Profesor Andir juga menyoroti pernyataan Bivitri Susanti yang terlibat dalam film tersebut. Menurutnya, pernyataan Bivitri hanya berdasarkan asumsi belaka dan cenderung tendensius.
“Narasi ini disampaikan tanpa dukungan bukti dan hanya asumsi dengan narasi tendensius. Seharusnya jika menemukan kejanggalan dalam pelaksanaan pemilu, sebagai ahli hukum melapor ke Bawaslu,” katanya.
Selain itu, aktor lain dalam film ini, Feri Amsari, juga menyampaikan narasi minor tentang pemilu. Namun, karena tidak disertai bukti pendukung sebagaimana sebuah perkara hukum, narasi tersebut dapat dikategorikan sebagai fitnah.

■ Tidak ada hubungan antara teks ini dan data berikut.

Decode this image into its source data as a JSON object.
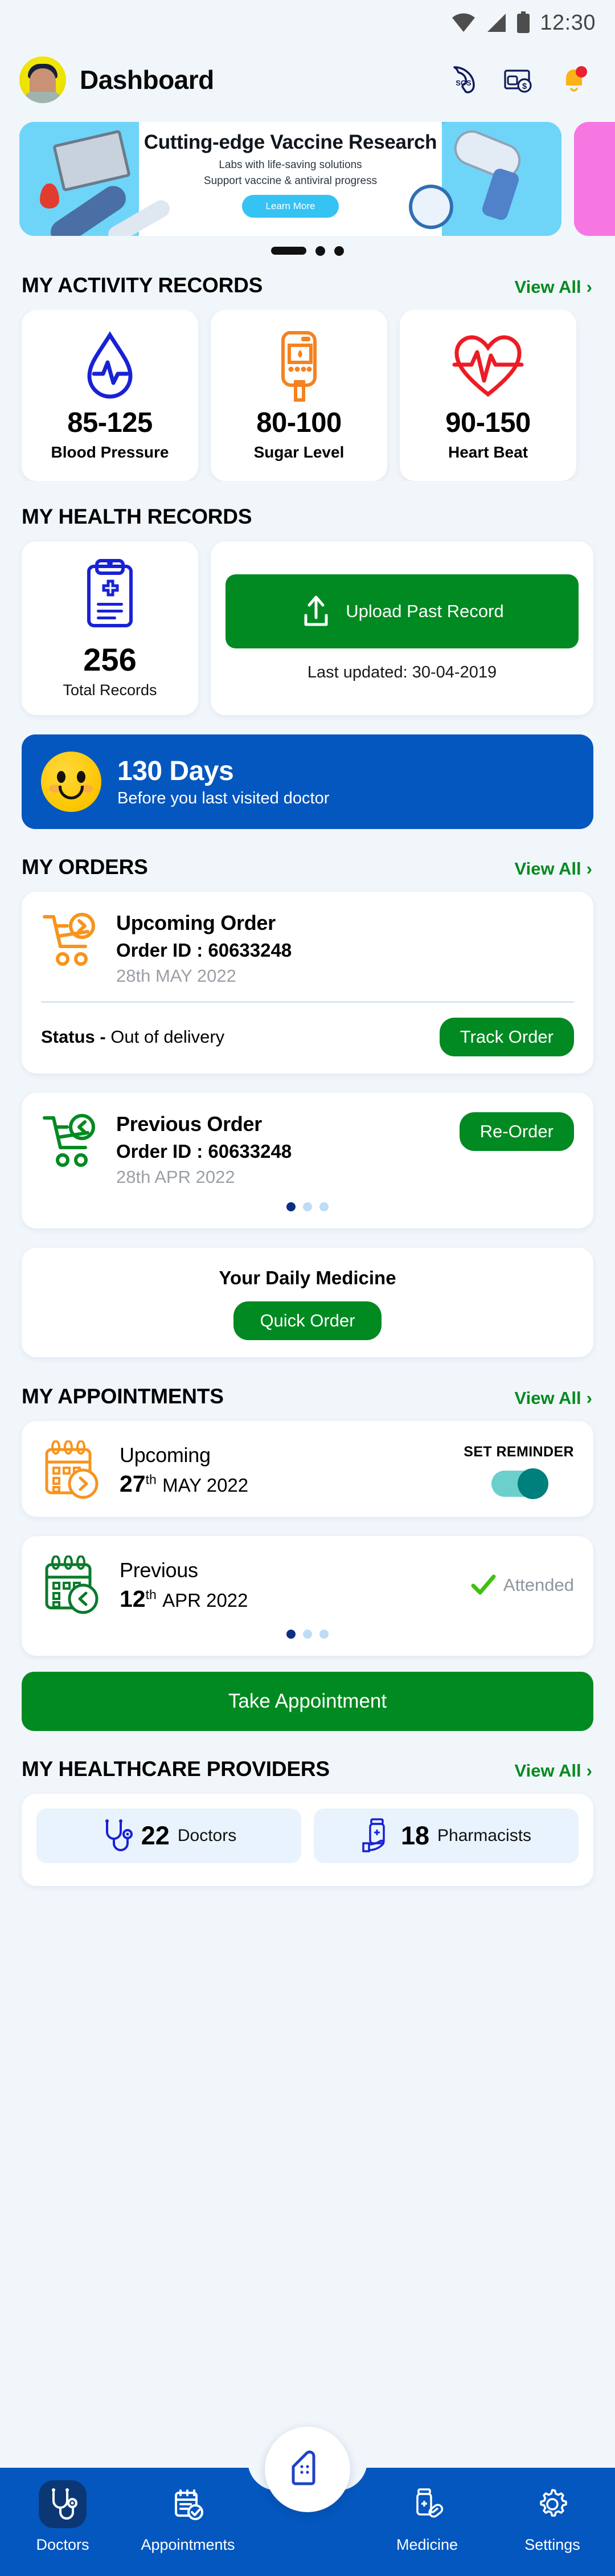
{
  "status_bar": {
    "time": "12:30",
    "icons": [
      "wifi-icon",
      "signal-icon",
      "battery-icon"
    ]
  },
  "header": {
    "title": "Dashboard",
    "avatar_name": "user-avatar",
    "icons": [
      {
        "name": "sos-call-icon",
        "label": "SOS"
      },
      {
        "name": "wallet-payment-icon",
        "label": ""
      },
      {
        "name": "notification-bell-icon",
        "label": ""
      }
    ]
  },
  "banner": {
    "title": "Cutting-edge Vaccine Research",
    "subtitle1": "Labs with life-saving solutions",
    "subtitle2": "Support vaccine & antiviral progress",
    "button": "Learn More",
    "slide_count": 3,
    "active_slide": 1
  },
  "activity": {
    "section_title": "MY ACTIVITY RECORDS",
    "view_all": "View All",
    "chevron": "›",
    "cards": [
      {
        "icon": "blood-pressure-droplet-icon",
        "value": "85-125",
        "label": "Blood Pressure",
        "color": "#1822d4"
      },
      {
        "icon": "glucometer-icon",
        "value": "80-100",
        "label": "Sugar Level",
        "color": "#f58220"
      },
      {
        "icon": "heartbeat-icon",
        "value": "90-150",
        "label": "Heart Beat",
        "color": "#ed1c24"
      }
    ]
  },
  "health_records": {
    "section_title": "MY HEALTH RECORDS",
    "total_number": "256",
    "total_label": "Total Records",
    "clipboard_icon": "medical-clipboard-icon",
    "upload_button": "Upload Past Record",
    "upload_icon": "upload-icon",
    "last_updated": "Last updated: 30-04-2019"
  },
  "days_banner": {
    "days": "130 Days",
    "subtitle": "Before you last visited doctor",
    "icon": "smiley-face-icon",
    "bg_color": "#0457be"
  },
  "orders": {
    "section_title": "MY ORDERS",
    "view_all": "View All",
    "upcoming": {
      "icon": "cart-forward-icon",
      "title": "Upcoming Order",
      "order_id": "Order ID : 60633248",
      "date": "28th MAY 2022",
      "status_label": "Status - ",
      "status_value": "Out of delivery",
      "action": "Track Order"
    },
    "previous": {
      "icon": "cart-back-icon",
      "title": "Previous Order",
      "order_id": "Order ID : 60633248",
      "date": "28th APR 2022",
      "action": "Re-Order"
    },
    "dots": {
      "count": 3,
      "active": 1
    },
    "daily_medicine": {
      "title": "Your Daily Medicine",
      "action": "Quick Order"
    }
  },
  "appointments": {
    "section_title": "MY APPOINTMENTS",
    "view_all": "View All",
    "upcoming": {
      "icon": "calendar-forward-icon",
      "title": "Upcoming",
      "day": "27",
      "ordinal": "th",
      "month_year": "MAY 2022",
      "reminder_label": "SET REMINDER",
      "reminder_on": true
    },
    "previous": {
      "icon": "calendar-back-icon",
      "title": "Previous",
      "day": "12",
      "ordinal": "th",
      "month_year": "APR 2022",
      "status": "Attended",
      "status_icon": "check-icon"
    },
    "dots": {
      "count": 3,
      "active": 1
    },
    "take_appointment": "Take Appointment"
  },
  "providers": {
    "section_title": "MY HEALTHCARE PROVIDERS",
    "view_all": "View All",
    "chips": [
      {
        "icon": "stethoscope-icon",
        "number": "22",
        "label": "Doctors"
      },
      {
        "icon": "medicine-bottle-hand-icon",
        "number": "18",
        "label": "Pharmacists"
      }
    ]
  },
  "bottom_nav": {
    "items": [
      {
        "name": "nav-doctors",
        "icon": "stethoscope-icon",
        "label": "Doctors",
        "active": true
      },
      {
        "name": "nav-appointments",
        "icon": "calendar-check-icon",
        "label": "Appointments",
        "active": false
      },
      {
        "name": "nav-medicine",
        "icon": "medicine-bottle-pill-icon",
        "label": "Medicine",
        "active": false
      },
      {
        "name": "nav-settings",
        "icon": "gear-icon",
        "label": "Settings",
        "active": false
      }
    ],
    "home_button": {
      "name": "home-fab",
      "icon": "home-icon"
    },
    "bg_color": "#0457be"
  },
  "theme": {
    "green": "#018a21",
    "blue": "#0457be",
    "page_bg": "#f1f6fb"
  }
}
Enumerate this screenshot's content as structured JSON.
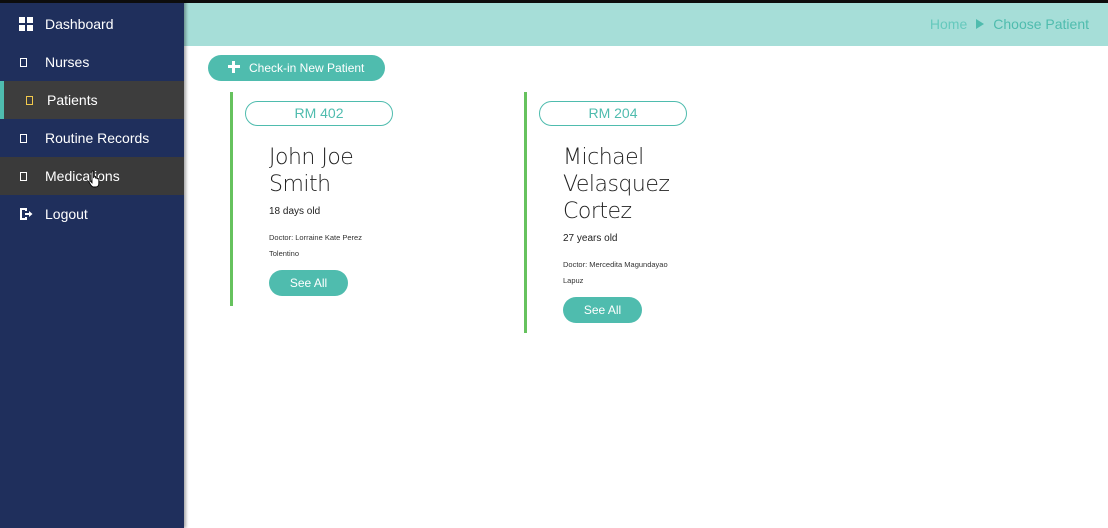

Baca Juga:Ketua Umum Partai Golkar, Airlangga Hartarto Menilai Film ‘Dirty Vote’ sebagai Upaya Memanipulasi Opini PublikLirik dan Chord Lagu “Lamunan” Esa Risty Ft Wahyu F Giri
“Feri mengatakan film ini dianggap akan mampu mendidik publik betapa curangnya pemilu kita, bagaimana politisi telah mempermainkan publik pemilih hanya untuk memenangkan kepentingan mereka, tanpa menunjuk politisi dari partai mana. Sehingga jelas narasi tersebut adalah pernyataan yang tidak bertanggung jawab,” ucapnya.
Diketahui, film dokumenter eksplanatori “Dirty Vote” yang disutradarai oleh Dandhy Dwi Laksono resmi dirilis pada Minggu (11/2/2024).
Dalam film tersebut, tiga pakar hukum tata negara, yaitu Zainal Arifin, Bivitri Susanti, dan Feri Amsari, mengulas bagaimana berbagai instrumen kekuasaan digunakan untuk tujuan memenangkan Pemilu, meskipun prosesnya menabrak hingga merusak tatanan demokrasi.
Penggunaan kekuasaan yang kuat dengan infrastruktur yang mumpuni dijelaskan telah dilakukan penguasa demi mempertahankan status quo.
Dalam film dokumenter dengan durasi 1 jam 57 menit tersebut, Feri Amsari antara lain menyinggung soal kinerja Bawaslu RI yang dinilai kurang maksimal dalam menindak pelanggaran pemilu.